Drink at the Right Temperatures
If you can’t fit a wine fridge in your home, the next best thing is to keep them in the refrigerator—both red and white. Bonné explains in his book that when a wine is too cold, it restricts the wine’s aromas, and when served too warm, it lacks focus.
His solution? Put your wine in the fridge and take it out in advance to warm up. “A half hour should be plenty for most red wines," he notes. The proper temperature for champagnes is 46-50 degrees, 47-53 degrees for fresh white wines, 50-57 for richer white wines, 59-65 for delicate red wines, 62-67 for bolder red wines, and 47-55 for rosé.

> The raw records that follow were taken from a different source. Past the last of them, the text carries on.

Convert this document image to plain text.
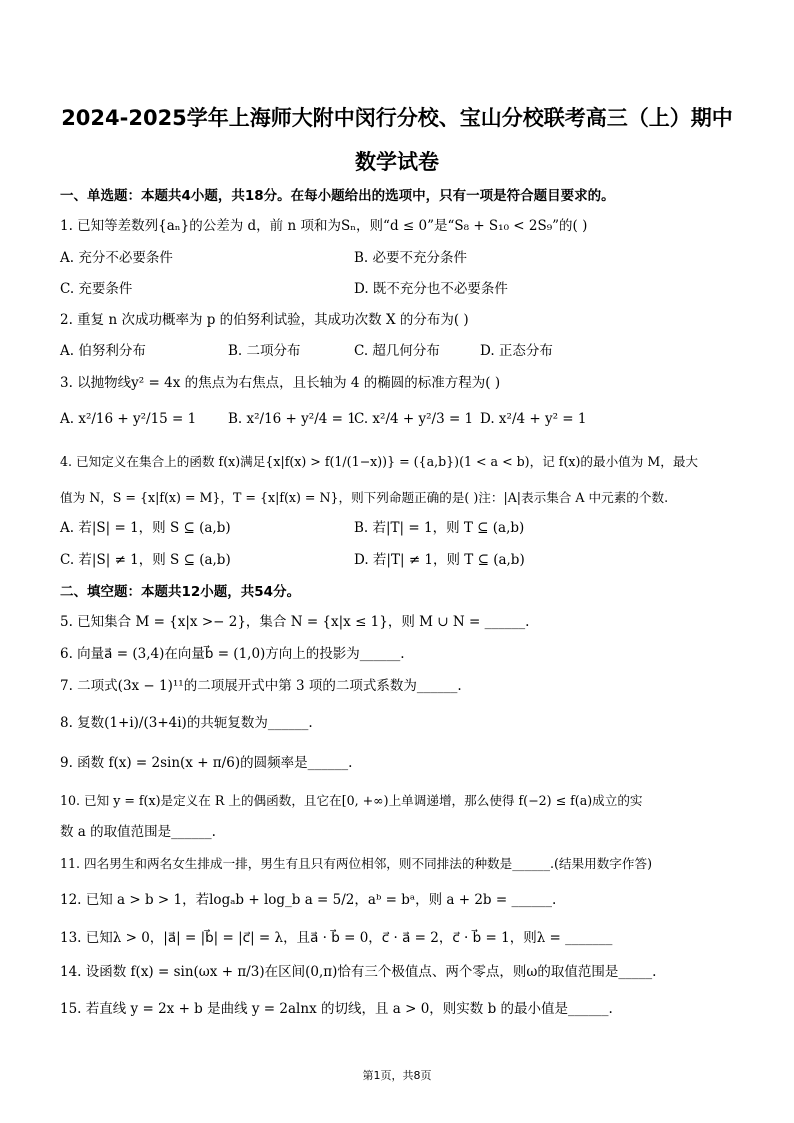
2024-2025学年上海师大附中闵行分校、宝山分校联考高三（上）期中
数学试卷
一、单选题：本题共4小题，共18分。在每小题给出的选项中，只有一项是符合题目要求的。
1. 已知等差数列{aₙ}的公差为 d，前 n 项和为Sₙ，则“d ≤ 0”是“S₈ + S₁₀ < 2S₉”的( )
A. 充分不必要条件	B. 必要不充分条件
C. 充要条件	D. 既不充分也不必要条件
2. 重复 n 次成功概率为 p 的伯努利试验，其成功次数 X 的分布为( )
A. 伯努利分布	B. 二项分布	C. 超几何分布	D. 正态分布
3. 以抛物线y² = 4x 的焦点为右焦点，且长轴为 4 的椭圆的标准方程为( )
A. x²/16 + y²/15 = 1 B. x²/16 + y²/4 = 1
C. x²/4 + y²/3 = 1 D. x²/4 + y² = 1
4. 已知定义在集合上的函数 f(x)满足{x|f(x) > f(1/(1−x))} = ({a,b})(1 < a < b)，记 f(x)的最小值为 M，最大
值为 N，S = {x|f(x) = M}，T = {x|f(x) = N}，则下列命题正确的是( )注：|A|表示集合 A 中元素的个数.
A. 若|S| = 1，则 S ⊆ (a,b)	B. 若|T| = 1，则 T ⊆ (a,b)
C. 若|S| ≠ 1，则 S ⊆ (a,b)	D. 若|T| ≠ 1，则 T ⊆ (a,b)
二、填空题：本题共12小题，共54分。
5. 已知集合 M = {x|x >− 2}，集合 N = {x|x ≤ 1}，则 M ∪ N = ______.
6. 向量a⃗ = (3,4)在向量b⃗ = (1,0)方向上的投影为______.
7. 二项式(3x − 1)¹¹的二项展开式中第 3 项的二项式系数为______.
8. 复数(1+i)/(3+4i)的共轭复数为______.
9. 函数 f(x) = 2sin(x + π/6)的圆频率是______.
10. 已知 y = f(x)是定义在 R 上的偶函数，且它在[0, +∞)上单调递增，那么使得 f(−2) ≤ f(a)成立的实
数 a 的取值范围是______.
11. 四名男生和两名女生排成一排，男生有且只有两位相邻，则不同排法的种数是______.(结果用数字作答)
12. 已知 a > b > 1，若logₐb + log_b a = 5/2，aᵇ = bᵃ，则 a + 2b = ______.
13. 已知λ > 0，|a⃗| = |b⃗| = |c⃗| = λ，且a⃗ · b⃗ = 0，c⃗ · a⃗ = 2，c⃗ · b⃗ = 1，则λ = _______
14. 设函数 f(x) = sin(ωx + π/3)在区间(0,π)恰有三个极值点、两个零点，则ω的取值范围是_____.
15. 若直线 y = 2x + b 是曲线 y = 2alnx 的切线，且 a > 0，则实数 b 的最小值是______.
第1页，共8页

Though you may be inclined to opt for a standard 750-ml bottle, Ashley Hepworth of Joseph Phelps Vineyards has a different idea. “I always recommend investing in magnums,” she says. “A large format bottle of wine ages gracefully and provides a great way to celebrate a milestone, like an anniversary or the birth of a child.”
A large format bottle of wine ages gracefully and provides a great way to celebrate a milestone, like an anniversary or the birth of a child.
Seek Balance With Pairings
You already know that wine is especially delightful when paired with specific foods, but remember to keep things balanced. “Have in mind that a good pairing is always when the wine and food taste better together than when tasting them separately,” Perez explains. “One shouldn’t cover the taste of the other.”
Try to Buy as Specifically as Possible
Bonné recommends buying bottles that are direct about where their wine is from. General terms, like the Central Coast (referring to California) can be too vague.
“The less specific the place, the more likely the wine was assembled, not grown in one particular spot—which is to say, more likely that it’s the wine equivalent of fast food,” he explains in his book.
Choose for the Occasion
“A good rule of thumb that has always helped me when buying wine is letting the occasion and the audience you’re buying for guide the purchase,” Deb Juergenson, a winemaker at Apothic, tells MyDomaine.
Perez agrees: “Fruity and soft tannin reds (like Gamay or Pinot Noir) could pair well for a picnic afternoon with friends, while a bold, tannic and high alcohol red (like Cabernet Sauvignon or Malbec) could pair well with a steak and formal dinner with friends or your partner.”
Don’t Get Stuck in Your Ways
It can be great to know which varietals you love and which ones you love less, but the most important thing to remember is to just keep tasting. “Never stop exploring. Don’t be afraid to go out of your comfort zone and try new wines from new regions, or revisit wines that you previously thought weren’t your style,” Benjamin Wasby, owner and winemaker at Mylan Wines, tells MyDomaine. “You never know when a wine can sneak up and surprise you.”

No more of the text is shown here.